Le périple vous entraîne de Cologne (les sessions s’y sont déroulées, dans le studio Zion Train) à Kingston et s’ouvre par « Land Of The Blind », un morceau traditionnel. Tout comme « Words Of Wisdom », de quoi vous permettre de prendre le vol suivant, si vous avez manqué le premier.

« Dirty Dunza/Go For It » est un remix du « Bloody Dunza » du célèbre Johnny Clarke. Les sonorités de flûtes sont samplées. Le step est ici assuré par le Jamaïcain Fitta Warri et la chanteuse de dub Jazzmin Tutum. Et c’est cette rencontre entre le dub dansant et la voix délicate de Jazzmin qui fait la différence. Un hit potentiel !

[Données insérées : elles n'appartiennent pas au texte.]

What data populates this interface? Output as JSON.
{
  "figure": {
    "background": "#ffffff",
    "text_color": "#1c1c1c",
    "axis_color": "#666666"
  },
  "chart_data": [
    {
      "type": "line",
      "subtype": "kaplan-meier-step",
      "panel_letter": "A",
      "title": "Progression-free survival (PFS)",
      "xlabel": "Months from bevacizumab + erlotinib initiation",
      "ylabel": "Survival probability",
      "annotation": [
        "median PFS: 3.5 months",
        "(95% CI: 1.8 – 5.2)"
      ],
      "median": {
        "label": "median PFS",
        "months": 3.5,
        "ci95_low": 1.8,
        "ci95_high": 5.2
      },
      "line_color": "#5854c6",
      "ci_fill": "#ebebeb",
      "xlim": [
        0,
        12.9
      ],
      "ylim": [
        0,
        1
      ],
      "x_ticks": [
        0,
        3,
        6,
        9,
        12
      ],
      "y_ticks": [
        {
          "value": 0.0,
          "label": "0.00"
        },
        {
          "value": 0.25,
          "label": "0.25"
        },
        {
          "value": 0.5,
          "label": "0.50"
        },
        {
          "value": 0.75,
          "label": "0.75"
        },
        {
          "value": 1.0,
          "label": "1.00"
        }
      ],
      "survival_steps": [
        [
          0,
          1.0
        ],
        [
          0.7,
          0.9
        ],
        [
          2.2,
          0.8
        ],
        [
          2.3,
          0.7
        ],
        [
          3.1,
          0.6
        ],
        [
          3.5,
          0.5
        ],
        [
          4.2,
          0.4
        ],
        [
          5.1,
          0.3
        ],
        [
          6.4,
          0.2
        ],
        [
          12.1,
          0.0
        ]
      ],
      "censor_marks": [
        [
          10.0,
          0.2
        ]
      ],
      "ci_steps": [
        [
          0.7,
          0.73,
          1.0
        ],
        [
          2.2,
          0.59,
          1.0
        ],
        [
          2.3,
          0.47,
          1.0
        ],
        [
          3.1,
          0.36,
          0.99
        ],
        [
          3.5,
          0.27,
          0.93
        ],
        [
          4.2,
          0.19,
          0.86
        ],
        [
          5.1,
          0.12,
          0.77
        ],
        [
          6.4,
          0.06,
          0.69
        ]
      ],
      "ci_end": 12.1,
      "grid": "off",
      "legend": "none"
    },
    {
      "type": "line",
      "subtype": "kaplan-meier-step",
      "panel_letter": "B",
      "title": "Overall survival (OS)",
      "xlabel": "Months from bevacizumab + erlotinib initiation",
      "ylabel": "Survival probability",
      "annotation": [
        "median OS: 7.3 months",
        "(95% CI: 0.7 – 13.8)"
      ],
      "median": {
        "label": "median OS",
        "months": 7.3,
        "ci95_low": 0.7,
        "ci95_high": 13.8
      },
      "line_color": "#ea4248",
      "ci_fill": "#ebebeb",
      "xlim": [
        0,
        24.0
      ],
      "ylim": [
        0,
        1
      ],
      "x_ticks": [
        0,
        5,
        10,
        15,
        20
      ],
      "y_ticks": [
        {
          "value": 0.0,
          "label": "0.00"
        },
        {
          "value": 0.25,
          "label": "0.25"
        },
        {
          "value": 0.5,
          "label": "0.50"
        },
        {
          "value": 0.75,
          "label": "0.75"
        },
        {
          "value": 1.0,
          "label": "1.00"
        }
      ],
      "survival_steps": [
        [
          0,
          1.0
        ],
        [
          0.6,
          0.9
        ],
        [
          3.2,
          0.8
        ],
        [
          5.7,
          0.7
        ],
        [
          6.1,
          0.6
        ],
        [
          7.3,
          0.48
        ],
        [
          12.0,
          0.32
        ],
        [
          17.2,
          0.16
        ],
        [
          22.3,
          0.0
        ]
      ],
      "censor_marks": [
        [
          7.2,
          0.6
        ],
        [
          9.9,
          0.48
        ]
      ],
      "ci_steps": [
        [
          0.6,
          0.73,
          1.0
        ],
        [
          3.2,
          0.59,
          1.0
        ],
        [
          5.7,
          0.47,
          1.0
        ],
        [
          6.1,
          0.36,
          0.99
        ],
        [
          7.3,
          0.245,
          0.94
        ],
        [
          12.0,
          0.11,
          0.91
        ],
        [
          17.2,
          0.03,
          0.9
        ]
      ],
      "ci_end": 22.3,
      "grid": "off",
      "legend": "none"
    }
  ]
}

Kathika Rabbit pose la voix sur « We Are Water », une compo aquatique aux vagues dub alertes et entraînantes. Puis sur « More and more », une plage aux cuivres somptueux. Des cuivres qui se révèlent à nouveau remarquables, tout au long d’« Inner vision ». Et deviennent inquisiteurs sur le plus roots « No I.D. ». Une forme plus roots davantage explorée en deuxième partie de parcours.

Une rythmique saccadée dynamise « Land Of The Blind », une version ‘extended’ de « Dirty Dunza »). Les MC’s Dub Dadda et Fitta Warri sont aux commandes tout au long de « Roots Man Play/Permanent Pressure », le plus long morceau du long playing. Et aussi le plus épatant, pour les amateurs du style. Le MC Longfingah se distingue sur le plus sauvage « Raise A Dub », une piste encore une fois enrichie de cuivres éblouissants.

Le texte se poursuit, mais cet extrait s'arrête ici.